Saya coba kirim email. Eh, ternyata jawabannya kembali mengejutkan: paspor sudah dikembalikan ke RPX dua hari sejak saya serahkan.

Waah, langsung, segera saja saya meluncur ke jalan raya Ciputat. Kalau biasanya saya nauk busway dan sambung metromini ke sana, kali ini saya naik taxi. Tidak sabar rasanya naik metromini yang banyak berhenti.

Walaah, ternyata di RPX antre panjang, tidak seperti pekan sebelumnya waktu menyerahkan paspor. Ada sekitar 15 nomor di depan saya. Sebagian dilayani dengan lama karena kebetulan petugas yang biasanya ada di sana sedang tidak masuk. Nasib, nasib.

Bagaimana pun, akhirnya, semua itu tertebus ketika paspor sudah di tangan. Visa sudah benar-benar mewujud. Berlaku selama satu tahun (lumayan, nunggu setengah tahun berlaku satu tahun. Masih lebih lama masa berlaku daripada masa tunggunya, hehehe).

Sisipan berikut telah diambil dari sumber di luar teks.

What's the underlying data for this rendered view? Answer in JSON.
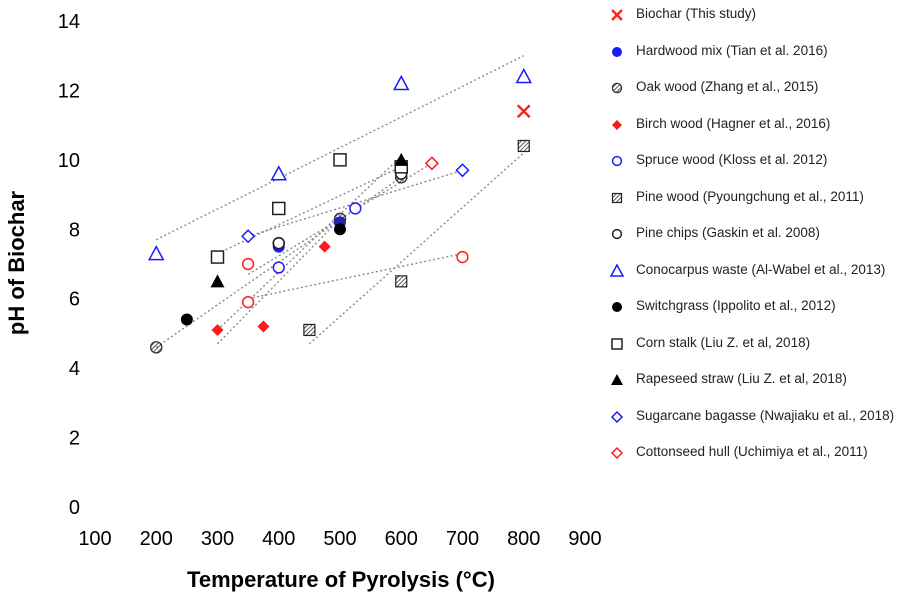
{
  "chart_data": {
    "type": "scatter",
    "xlabel": "Temperature of Pyrolysis (°C)",
    "ylabel": "pH of Biochar",
    "xlim": [
      100,
      900
    ],
    "ylim": [
      0,
      14
    ],
    "xticks": [
      100,
      200,
      300,
      400,
      500,
      600,
      700,
      800,
      900
    ],
    "yticks": [
      0,
      2,
      4,
      6,
      8,
      10,
      12,
      14
    ],
    "grid": false,
    "legend_position": "right",
    "series": [
      {
        "name": "Biochar (This study)",
        "marker": "x",
        "color": "#ff2020",
        "points": [
          [
            800,
            11.4
          ]
        ]
      },
      {
        "name": "Hardwood mix (Tian et al. 2016)",
        "marker": "circle-filled",
        "color": "#1a1aff",
        "points": [
          [
            400,
            7.5
          ],
          [
            500,
            8.2
          ]
        ]
      },
      {
        "name": "Oak wood (Zhang et al., 2015)",
        "marker": "circle-hatched",
        "color": "#333333",
        "points": [
          [
            200,
            4.6
          ],
          [
            400,
            7.6
          ],
          [
            500,
            8.3
          ],
          [
            600,
            9.5
          ]
        ]
      },
      {
        "name": "Birch wood (Hagner et al., 2016)",
        "marker": "diamond-filled",
        "color": "#ff1a1a",
        "points": [
          [
            300,
            5.1
          ],
          [
            375,
            5.2
          ],
          [
            475,
            7.5
          ]
        ]
      },
      {
        "name": "Spruce wood (Kloss et al. 2012)",
        "marker": "circle-open",
        "color": "#1a1aff",
        "points": [
          [
            400,
            6.9
          ],
          [
            525,
            8.6
          ]
        ]
      },
      {
        "name": "Pine wood (Pyoungchung et al., 2011)",
        "marker": "square-hatched",
        "color": "#222222",
        "points": [
          [
            450,
            5.1
          ],
          [
            600,
            6.5
          ],
          [
            800,
            10.4
          ]
        ]
      },
      {
        "name": "Pine chips (Gaskin et al. 2008)",
        "marker": "circle-open",
        "color": "#222222",
        "points": [
          [
            400,
            7.6
          ],
          [
            600,
            9.6
          ]
        ]
      },
      {
        "name": "Conocarpus waste (Al-Wabel et al., 2013)",
        "marker": "triangle-open",
        "color": "#1a1aff",
        "points": [
          [
            200,
            7.3
          ],
          [
            400,
            9.6
          ],
          [
            600,
            12.2
          ],
          [
            800,
            12.4
          ]
        ]
      },
      {
        "name": "Switchgrass (Ippolito et al., 2012)",
        "marker": "circle-filled",
        "color": "#000000",
        "points": [
          [
            250,
            5.4
          ],
          [
            500,
            8.0
          ]
        ]
      },
      {
        "name": "Corn stalk (Liu Z. et al, 2018)",
        "marker": "square-open",
        "color": "#222222",
        "points": [
          [
            300,
            7.2
          ],
          [
            400,
            8.6
          ],
          [
            500,
            10.0
          ],
          [
            600,
            9.8
          ]
        ]
      },
      {
        "name": "Rapeseed straw (Liu Z. et al, 2018)",
        "marker": "triangle-filled",
        "color": "#000000",
        "points": [
          [
            300,
            6.5
          ],
          [
            600,
            10.0
          ]
        ]
      },
      {
        "name": "Sugarcane bagasse (Nwajiaku et al., 2018)",
        "marker": "diamond-open",
        "color": "#1a1aff",
        "points": [
          [
            350,
            7.8
          ],
          [
            700,
            9.7
          ]
        ]
      },
      {
        "name": "Cottonseed hull (Uchimiya et al., 2011)",
        "marker": "mixed-red",
        "color": "#ff1a1a",
        "points": [
          [
            350,
            7.0
          ],
          [
            350,
            5.9
          ],
          [
            650,
            9.9
          ],
          [
            700,
            7.2
          ]
        ]
      }
    ],
    "trendlines": [
      {
        "from": [
          200,
          7.7
        ],
        "to": [
          800,
          13.0
        ]
      },
      {
        "from": [
          200,
          4.6
        ],
        "to": [
          600,
          9.5
        ]
      },
      {
        "from": [
          300,
          5.1
        ],
        "to": [
          600,
          10.1
        ]
      },
      {
        "from": [
          300,
          4.7
        ],
        "to": [
          500,
          8.3
        ]
      },
      {
        "from": [
          300,
          7.3
        ],
        "to": [
          600,
          9.8
        ]
      },
      {
        "from": [
          450,
          4.7
        ],
        "to": [
          800,
          10.2
        ]
      },
      {
        "from": [
          350,
          6.0
        ],
        "to": [
          700,
          7.3
        ]
      },
      {
        "from": [
          350,
          7.8
        ],
        "to": [
          700,
          9.7
        ]
      },
      {
        "from": [
          350,
          6.7
        ],
        "to": [
          650,
          9.9
        ]
      }
    ]
  }
}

Ternyata, wujud fisik visa AS tidak seindah yang saya bayangkan. Wujudnya kalah menarik daripada visa Jepang yang mengkilap dan indah. Alhamdulillah penantian berakhir. Mudah-mudahan segera ada kesempatan menggunakan visa itu.

Mudah-mudahan cerita ini berguna bagi mereka yang mengurus visa AS, terutama yang prosesnya juga molor dan tertunda tanpa juntrung. Bisa menjadi pembanding bahwa sangat mungkin penantian memerlukanw aktu berbulan-bulan. Wallahu a’lam.